Fyodor Dostoevsky, The Brothers Karamazov
I consider that a man’s brain originally is like a little empty attic, and you have to stock it with such furniture as you choose. A fool takes in all the lumber of every sort that he comes across, so that the knowledge which might be useful to him gets crowded out, or at best is jumbled up with a lot of other things so that he has a difficulty in laying his hands upon it. Now the skillful workman is very careful indeed as to what he takes into his brain-attic. He will have nothing but the tools which may help him in doing his work, but of these he has a large assortment, and all in the most perfect order. It is a mistake to think that that little room has elastic walls and can distend to any extent. Depend upon it there comes a time when for every addition of knowledge you forget something that you knew before. It is of the highest importance, therefore, not to have useless facts elbowing out the useful ones.

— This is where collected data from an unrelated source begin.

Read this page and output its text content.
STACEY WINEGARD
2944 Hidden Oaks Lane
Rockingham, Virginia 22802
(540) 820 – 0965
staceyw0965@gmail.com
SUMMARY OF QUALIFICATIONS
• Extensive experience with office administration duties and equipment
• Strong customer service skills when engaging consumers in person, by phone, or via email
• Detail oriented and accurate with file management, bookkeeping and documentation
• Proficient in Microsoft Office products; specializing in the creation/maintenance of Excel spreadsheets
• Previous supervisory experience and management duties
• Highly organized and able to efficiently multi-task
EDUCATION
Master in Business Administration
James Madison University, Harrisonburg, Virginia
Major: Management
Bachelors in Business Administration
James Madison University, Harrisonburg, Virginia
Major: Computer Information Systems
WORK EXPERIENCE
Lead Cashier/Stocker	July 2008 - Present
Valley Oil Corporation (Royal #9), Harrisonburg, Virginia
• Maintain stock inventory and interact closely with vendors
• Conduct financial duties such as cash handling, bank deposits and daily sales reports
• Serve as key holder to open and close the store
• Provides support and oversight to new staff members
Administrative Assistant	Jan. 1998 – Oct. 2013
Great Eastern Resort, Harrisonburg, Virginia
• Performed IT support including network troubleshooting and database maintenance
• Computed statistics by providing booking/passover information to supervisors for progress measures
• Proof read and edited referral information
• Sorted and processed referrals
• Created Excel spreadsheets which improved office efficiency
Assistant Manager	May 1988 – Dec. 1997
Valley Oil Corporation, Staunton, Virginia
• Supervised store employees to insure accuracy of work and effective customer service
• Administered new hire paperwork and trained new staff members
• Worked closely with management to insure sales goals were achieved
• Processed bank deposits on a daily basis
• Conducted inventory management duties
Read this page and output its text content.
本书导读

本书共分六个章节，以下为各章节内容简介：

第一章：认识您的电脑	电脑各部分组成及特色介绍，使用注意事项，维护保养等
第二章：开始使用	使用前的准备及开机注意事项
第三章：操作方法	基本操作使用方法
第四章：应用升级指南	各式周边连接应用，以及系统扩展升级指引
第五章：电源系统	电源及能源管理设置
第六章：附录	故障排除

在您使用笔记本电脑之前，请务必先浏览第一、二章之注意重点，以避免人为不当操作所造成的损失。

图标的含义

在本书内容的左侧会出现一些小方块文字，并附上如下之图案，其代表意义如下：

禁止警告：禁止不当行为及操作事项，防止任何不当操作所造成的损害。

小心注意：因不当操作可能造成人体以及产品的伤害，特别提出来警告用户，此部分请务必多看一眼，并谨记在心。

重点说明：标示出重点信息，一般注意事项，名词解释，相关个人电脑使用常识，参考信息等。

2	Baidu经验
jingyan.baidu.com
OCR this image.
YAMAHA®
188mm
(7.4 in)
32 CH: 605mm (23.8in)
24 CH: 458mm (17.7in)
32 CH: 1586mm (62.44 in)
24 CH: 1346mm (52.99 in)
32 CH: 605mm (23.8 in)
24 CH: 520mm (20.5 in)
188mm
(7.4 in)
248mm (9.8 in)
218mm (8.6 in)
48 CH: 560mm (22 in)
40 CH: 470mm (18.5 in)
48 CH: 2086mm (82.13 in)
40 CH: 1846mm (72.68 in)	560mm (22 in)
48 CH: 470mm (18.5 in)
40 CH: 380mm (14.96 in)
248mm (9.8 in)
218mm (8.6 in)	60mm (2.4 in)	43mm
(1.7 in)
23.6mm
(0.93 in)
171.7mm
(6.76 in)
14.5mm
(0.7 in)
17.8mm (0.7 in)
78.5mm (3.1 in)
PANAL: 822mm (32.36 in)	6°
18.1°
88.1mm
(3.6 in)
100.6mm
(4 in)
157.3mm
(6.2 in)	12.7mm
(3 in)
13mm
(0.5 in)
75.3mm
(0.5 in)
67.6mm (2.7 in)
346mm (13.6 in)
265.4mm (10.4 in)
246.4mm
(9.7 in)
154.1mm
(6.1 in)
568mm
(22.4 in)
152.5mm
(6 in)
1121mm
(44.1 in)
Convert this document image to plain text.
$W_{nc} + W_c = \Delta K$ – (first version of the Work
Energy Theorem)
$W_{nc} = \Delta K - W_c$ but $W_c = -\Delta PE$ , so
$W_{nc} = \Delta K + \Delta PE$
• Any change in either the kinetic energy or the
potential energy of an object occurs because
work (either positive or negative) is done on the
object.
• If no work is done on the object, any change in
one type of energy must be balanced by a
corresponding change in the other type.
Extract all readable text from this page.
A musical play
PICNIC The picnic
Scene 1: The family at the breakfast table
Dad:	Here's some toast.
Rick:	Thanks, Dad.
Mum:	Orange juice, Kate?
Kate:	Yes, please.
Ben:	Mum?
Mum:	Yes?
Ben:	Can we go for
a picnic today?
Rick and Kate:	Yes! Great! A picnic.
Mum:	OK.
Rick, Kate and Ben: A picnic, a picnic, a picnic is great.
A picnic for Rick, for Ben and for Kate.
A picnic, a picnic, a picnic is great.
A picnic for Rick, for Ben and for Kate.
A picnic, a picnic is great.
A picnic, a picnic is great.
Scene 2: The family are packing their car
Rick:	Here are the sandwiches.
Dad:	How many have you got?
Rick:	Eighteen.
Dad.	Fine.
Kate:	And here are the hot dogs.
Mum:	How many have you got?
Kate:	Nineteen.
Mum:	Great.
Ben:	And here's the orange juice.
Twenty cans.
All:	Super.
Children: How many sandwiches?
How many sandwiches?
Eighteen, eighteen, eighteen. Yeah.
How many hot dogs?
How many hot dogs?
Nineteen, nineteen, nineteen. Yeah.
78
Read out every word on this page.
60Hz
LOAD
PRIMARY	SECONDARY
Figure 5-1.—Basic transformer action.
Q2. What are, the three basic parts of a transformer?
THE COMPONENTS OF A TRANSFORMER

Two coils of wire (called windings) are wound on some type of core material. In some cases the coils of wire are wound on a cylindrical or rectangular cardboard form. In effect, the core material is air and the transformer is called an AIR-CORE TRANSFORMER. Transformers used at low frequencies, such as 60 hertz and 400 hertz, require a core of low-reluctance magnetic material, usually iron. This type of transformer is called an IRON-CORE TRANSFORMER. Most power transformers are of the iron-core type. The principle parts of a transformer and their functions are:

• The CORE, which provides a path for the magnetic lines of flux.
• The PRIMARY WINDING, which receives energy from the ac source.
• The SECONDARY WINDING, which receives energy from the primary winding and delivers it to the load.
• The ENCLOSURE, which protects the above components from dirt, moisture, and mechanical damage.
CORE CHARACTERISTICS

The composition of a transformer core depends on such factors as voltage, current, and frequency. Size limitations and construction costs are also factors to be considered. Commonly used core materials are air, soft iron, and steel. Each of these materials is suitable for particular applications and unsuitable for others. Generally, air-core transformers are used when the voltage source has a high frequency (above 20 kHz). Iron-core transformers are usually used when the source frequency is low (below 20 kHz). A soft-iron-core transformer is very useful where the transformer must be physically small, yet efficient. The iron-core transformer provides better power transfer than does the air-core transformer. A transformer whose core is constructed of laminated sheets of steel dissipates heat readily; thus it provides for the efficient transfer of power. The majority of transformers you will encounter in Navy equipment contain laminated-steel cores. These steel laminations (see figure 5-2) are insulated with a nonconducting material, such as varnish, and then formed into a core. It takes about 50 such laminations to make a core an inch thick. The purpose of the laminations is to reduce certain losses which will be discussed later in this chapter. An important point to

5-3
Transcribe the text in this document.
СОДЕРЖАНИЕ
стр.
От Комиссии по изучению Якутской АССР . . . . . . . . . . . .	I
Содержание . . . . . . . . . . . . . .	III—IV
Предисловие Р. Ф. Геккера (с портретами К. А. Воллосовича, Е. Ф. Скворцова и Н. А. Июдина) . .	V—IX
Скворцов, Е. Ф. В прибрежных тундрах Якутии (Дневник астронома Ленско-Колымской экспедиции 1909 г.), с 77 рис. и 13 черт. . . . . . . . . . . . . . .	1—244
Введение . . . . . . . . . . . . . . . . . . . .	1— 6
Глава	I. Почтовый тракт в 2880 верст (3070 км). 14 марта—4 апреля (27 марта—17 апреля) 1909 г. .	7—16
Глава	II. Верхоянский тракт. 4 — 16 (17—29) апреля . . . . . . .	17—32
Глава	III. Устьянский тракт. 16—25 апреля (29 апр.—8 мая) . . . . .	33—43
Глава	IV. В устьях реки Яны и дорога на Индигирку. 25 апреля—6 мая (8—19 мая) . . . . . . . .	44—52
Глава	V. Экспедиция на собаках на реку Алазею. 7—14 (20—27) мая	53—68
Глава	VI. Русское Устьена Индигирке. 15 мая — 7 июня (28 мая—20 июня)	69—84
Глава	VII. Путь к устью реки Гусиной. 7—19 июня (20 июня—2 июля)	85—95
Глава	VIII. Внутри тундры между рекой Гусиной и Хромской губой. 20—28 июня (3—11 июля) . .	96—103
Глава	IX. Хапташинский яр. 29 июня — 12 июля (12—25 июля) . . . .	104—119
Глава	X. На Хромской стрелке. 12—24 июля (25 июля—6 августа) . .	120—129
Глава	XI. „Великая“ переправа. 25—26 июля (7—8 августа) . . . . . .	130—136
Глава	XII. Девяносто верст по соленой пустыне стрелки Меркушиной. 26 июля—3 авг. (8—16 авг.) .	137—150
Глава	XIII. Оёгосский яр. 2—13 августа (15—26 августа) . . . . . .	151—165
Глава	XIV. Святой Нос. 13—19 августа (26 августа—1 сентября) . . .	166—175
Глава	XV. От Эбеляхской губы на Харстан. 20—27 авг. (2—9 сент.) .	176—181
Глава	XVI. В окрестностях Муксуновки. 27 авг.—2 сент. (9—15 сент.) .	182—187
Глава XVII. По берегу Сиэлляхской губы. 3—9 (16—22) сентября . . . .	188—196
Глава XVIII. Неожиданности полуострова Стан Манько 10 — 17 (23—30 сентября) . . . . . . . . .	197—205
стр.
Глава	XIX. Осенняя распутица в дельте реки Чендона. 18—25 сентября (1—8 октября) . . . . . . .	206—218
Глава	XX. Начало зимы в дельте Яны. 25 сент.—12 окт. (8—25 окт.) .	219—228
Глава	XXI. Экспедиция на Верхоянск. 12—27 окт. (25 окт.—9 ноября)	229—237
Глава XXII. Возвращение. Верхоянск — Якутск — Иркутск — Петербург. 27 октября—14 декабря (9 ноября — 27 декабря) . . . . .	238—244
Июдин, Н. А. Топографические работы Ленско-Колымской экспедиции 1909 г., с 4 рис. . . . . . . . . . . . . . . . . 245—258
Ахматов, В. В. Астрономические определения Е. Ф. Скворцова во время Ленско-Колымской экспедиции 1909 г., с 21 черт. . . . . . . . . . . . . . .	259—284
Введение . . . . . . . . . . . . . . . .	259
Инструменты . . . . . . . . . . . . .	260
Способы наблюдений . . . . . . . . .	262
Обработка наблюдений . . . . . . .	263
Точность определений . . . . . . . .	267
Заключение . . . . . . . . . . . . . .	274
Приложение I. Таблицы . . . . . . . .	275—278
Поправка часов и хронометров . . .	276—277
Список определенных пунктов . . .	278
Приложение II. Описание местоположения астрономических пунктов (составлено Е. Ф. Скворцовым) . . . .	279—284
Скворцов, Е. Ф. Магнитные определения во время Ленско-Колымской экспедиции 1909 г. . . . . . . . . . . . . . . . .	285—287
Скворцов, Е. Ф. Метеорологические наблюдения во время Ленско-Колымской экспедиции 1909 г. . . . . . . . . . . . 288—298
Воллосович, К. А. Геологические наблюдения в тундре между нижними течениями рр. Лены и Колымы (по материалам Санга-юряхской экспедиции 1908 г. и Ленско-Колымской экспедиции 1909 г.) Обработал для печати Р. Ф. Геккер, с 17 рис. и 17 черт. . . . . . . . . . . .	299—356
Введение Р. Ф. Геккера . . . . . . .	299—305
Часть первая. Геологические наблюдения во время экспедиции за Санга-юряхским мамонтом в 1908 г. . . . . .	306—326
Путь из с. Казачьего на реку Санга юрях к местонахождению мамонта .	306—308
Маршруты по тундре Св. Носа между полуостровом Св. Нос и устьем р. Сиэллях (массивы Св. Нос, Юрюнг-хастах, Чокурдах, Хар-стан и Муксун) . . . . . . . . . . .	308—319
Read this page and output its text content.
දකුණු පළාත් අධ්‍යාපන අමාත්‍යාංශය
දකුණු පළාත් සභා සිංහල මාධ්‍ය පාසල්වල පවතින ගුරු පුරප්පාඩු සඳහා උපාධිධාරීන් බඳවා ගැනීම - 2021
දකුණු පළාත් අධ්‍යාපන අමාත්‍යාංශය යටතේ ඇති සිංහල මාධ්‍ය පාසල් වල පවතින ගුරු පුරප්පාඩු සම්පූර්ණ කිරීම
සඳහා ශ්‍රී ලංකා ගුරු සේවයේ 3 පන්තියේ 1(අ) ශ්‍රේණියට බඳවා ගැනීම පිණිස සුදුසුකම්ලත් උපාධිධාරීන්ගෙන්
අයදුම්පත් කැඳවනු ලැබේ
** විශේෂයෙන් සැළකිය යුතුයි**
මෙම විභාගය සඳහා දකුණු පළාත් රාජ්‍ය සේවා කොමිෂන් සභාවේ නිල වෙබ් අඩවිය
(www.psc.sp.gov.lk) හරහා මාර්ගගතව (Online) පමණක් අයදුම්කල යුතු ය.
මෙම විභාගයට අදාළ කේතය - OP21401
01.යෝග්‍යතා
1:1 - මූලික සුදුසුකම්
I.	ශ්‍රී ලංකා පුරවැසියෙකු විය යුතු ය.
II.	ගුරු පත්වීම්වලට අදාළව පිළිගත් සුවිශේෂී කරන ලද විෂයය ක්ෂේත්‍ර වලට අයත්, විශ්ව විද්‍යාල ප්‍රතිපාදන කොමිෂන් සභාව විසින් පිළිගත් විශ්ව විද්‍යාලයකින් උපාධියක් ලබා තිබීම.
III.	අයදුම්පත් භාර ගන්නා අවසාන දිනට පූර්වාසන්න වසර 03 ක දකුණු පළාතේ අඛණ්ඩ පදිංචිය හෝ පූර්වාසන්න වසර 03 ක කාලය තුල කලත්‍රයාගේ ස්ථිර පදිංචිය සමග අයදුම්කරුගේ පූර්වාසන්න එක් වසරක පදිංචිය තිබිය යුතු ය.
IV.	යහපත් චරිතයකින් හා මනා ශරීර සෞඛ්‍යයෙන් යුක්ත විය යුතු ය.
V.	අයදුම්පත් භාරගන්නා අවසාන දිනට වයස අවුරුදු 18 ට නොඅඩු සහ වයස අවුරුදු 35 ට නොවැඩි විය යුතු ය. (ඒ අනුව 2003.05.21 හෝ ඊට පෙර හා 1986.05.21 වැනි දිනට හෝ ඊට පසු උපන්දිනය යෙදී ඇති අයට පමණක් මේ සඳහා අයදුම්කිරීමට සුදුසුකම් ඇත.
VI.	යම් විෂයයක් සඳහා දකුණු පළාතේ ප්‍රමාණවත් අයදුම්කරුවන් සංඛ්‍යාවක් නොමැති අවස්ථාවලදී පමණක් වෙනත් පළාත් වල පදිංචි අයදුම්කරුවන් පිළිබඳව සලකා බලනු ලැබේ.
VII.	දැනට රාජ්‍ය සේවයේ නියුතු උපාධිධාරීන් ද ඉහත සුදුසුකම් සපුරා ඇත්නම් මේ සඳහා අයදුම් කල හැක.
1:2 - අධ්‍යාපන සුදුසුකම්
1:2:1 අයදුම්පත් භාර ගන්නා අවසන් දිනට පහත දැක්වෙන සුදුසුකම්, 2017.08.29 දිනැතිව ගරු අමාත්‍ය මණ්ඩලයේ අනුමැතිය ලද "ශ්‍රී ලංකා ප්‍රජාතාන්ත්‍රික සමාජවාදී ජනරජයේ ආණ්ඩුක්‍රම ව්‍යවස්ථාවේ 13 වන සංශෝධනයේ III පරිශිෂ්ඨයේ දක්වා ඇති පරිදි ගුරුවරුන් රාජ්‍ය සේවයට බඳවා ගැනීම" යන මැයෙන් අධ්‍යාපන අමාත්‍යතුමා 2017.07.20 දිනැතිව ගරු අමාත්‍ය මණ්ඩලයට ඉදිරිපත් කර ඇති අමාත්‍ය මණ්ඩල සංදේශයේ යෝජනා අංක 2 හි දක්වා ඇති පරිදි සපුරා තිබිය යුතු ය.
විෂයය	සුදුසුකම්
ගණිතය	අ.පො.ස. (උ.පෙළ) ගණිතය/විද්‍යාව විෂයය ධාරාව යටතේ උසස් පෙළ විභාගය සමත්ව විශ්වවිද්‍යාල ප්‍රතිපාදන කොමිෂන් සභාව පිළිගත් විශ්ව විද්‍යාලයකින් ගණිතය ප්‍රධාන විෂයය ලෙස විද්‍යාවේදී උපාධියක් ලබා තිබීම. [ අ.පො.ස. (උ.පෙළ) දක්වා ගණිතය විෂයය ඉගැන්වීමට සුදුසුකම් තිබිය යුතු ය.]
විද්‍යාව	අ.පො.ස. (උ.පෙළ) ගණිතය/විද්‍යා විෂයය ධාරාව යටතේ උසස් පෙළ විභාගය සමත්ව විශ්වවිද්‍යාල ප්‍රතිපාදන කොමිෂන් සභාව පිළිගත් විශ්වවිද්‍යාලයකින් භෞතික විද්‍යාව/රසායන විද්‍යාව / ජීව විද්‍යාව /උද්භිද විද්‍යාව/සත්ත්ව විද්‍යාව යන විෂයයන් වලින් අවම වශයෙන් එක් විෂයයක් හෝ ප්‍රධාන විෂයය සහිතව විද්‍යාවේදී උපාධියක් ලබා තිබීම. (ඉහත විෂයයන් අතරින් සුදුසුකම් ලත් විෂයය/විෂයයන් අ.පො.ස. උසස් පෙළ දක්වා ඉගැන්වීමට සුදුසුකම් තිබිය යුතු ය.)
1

It is a capital mistake to theorize before you have all the evidence. It biases the judgment.
Sherlock Holmes, by Arthur Conan Doyle in A Study in Scarlet
There is no doubt that being human is incredibly difficult and cannot be mastered in one lifetime.
Dead men don’t find things out.
No bird soars too high if he soars with his own wings.
The fox condemns the trap, not himself.
What is now proved was once only imagined.
Everything possible to be believed is an image of truth.
Expect poison from the standing water.
You never know what is enough unless you know what is more than enough.
To create a little flower is the labor of ages.
If the doors of perception were cleansed everything would appear to man as it is, infinite.
William Blake, The Marriage of Heaven and Hell
We must not expect to find reason anywhere in Nature, but only the evidence of will!
Pliny the Elder, Natural History
What’s wisdom but knowing what is right, and what is the right thing to do?
Iain M. Banks, Use of Weapons
A life is not such a tremendous time to learn to express your ideas.
Henry Adams
Self knowledge, however, cannot itself redeem.